A more hybrid mix of classes could be rolled out for students.
“We anticipate that all classes will need to have an online option, to accommodate both students and instructors who may be at heightened risk from Covid-19.”
Yale is still undecided if it will go ahead with online, residential or hybrid lessons for the fall semester.
An announcement is expected in early July following guidelines from state and medical authorities.

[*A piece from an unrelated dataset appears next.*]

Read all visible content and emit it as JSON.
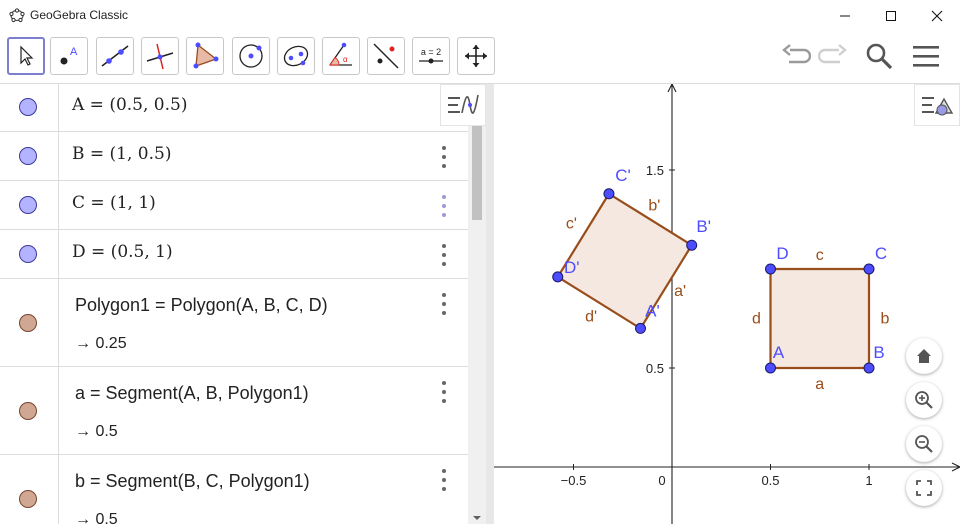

In a residential scenario, it is likely that there will be no breaks for Labour Day or October recess, and it will end by November 20, before the Thanksgiving week.
“Academic commitments after Thanksgiving will be online, and the campus will close to undergraduates," said Marvin M. Chun Dean of Yale College.
"Depending on the global health situation, emergency accommodation may be considered for students who may not be able to travel home at that time, as in this past spring.”